Once Twin Peaks became a cultural phenomenon and David Lynch a household name, the thirst was real for American network ABC to continue hawking Lynchian’s booming brand of weird to its viewers. The network quickly snapped up a new idea from Lynch and Twin Peaks co-creator Mark Frost. For their next trick? A meta sitcom called On the Air – which, rather ironically, was not on the air very long – about an absurdist TV variety show where everything that can go wrong, does.

The premise follows the cast and crew of The Lester Guy Show – some of them comically burdened with foreign accents and all of them nuts – and how their incompetence translates to an unlikely hit. It’s been summed up neatly as “David Lynch does 30 Rock” or, in the words of cast member Miguel Ferrer, “I Love Lucy on acid”. Unfortunately, the show’s plot of becoming a success was not echoed in real life. It was practically dead on arrival, buried in a late night Saturday slot.
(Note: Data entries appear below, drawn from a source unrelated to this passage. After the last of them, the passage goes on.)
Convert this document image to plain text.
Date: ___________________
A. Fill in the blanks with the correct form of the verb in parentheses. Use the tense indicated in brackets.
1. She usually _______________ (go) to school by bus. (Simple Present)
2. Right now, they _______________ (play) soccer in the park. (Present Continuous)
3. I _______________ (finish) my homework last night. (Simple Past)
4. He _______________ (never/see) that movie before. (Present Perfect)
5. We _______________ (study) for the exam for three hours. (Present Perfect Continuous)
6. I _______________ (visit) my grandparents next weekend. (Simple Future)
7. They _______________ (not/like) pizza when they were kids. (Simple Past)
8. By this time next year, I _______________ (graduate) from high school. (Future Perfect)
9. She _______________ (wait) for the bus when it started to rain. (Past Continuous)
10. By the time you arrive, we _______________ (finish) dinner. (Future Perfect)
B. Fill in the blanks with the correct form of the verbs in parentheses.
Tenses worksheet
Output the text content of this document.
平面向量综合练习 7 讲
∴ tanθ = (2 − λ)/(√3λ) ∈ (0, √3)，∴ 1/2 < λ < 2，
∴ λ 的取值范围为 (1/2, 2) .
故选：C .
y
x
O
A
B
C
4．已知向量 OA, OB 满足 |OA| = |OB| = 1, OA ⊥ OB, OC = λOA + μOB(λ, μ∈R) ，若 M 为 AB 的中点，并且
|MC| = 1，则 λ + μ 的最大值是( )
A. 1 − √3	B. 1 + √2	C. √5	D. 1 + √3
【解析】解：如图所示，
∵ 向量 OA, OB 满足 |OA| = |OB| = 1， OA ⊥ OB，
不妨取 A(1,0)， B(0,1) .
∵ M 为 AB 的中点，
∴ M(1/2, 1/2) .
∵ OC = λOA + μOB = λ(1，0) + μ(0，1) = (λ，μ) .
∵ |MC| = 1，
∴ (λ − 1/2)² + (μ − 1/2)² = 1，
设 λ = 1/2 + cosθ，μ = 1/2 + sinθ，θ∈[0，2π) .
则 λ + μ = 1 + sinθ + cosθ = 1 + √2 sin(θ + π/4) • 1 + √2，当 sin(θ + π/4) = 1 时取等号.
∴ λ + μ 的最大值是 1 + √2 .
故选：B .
As the third episode became the last to air on July 4, 1992, here’s a look back at the weirdly endearing cult gem and its three episode run.

THE PILOT EPISODE WAS VOTED ONE OF THE BEST IN TV HISTORY

It might only go downhill from its debut, but TV Guide ranked the first episode as number 57 on its “100 Greatest Episodes of All Time” list. Pretty impressive, seeing as ABC only aired two more before the series got the axe. Was it doomed to fail? In short, yes. It was dumped in a Saturday evening slot during the summer – a time when most people are outside necking back a happy hour cocktail and nowhere near a TV. By choosing to run after hours, ABC effectively pulled the rug out from under the short-lived series before it even found its legs. This was most likely due to a loss of faith in Lynch as Twin Peaks’ second season massively underperformed. Lynch was vocal about ABC’s lack of support, saying, “I've heard that summertime is pretty much the worst time you can be on, but we're going on in summer. I've heard that Saturday night is the worst night of the week to be on, and we're going on Saturday night… So I don't know. What can you make of that?”

THE IDEA FOR ON THE AIR STRUCK DURING SEASON TWO OF TWIN PEAKS

During Twin Peaks’ second season, Lynch was mixing sound for the series when the idea for On the Air was born. “It just came into my head, the idea of people trying to do something successful and having it all go wrong,” he explained to the Los Angeles Times in 1992. The slapstick sitcom was heralded as “I Love Lucy on acid” by Miguel Ferrer, a Twin Peaks fixture who plays tough network boss Bud Budwaller in On the Air. “Because it's a half-hour comedy, this show is more self-contained than Twin Peaks and therefore accessible to a wider audience,” Ferrer told the Los Angeles Times. “But the dyed-in-the-wool Lynch fans are not going to be disappointed – it's still this crazy world where something went really wrong.”

THERE IS A LOT OF TWIN PEAKS CROSSOVER

A wealth of cast and crew members made the leap from Twin Peaks to this new project, including Miguel Ferrer (FBI Agent Rosenfield in Twin Peaks), Ian Buchanan (Lucy’s baby daddy in Twin Peaks) and David L. Lander (the irascible Tim Pinkle in Twin Peaks). Beyond that, there are some questionably coincidental similarities between the shows. As one Reddit user points out: “In episode four, Lester Guy is lying on the floor with a duck sticking out of his head, exact same pose as Leland Palmer realizing what he’d done to Laura, crying, shouting ‘What have I done!’ My hypothesis is that Betty Hudson is who Laura became when she passed through the black lodge. That the American public watching the show are the trees in Twin Peaks reacting to what they've seen.”

And just when you thought Lynch couldn’t get any weirder than Cooper’s dream feat. a dancing dwarf, On the Air’s final episode is even more of a mindfuck than the last half hour of Twin Peaks. Gone too soon but never forgotten, this underappreciated cult show deserves to be remembered, and – dare I say it now that 23 years have passed since it fell off the summer TV lineup – remade?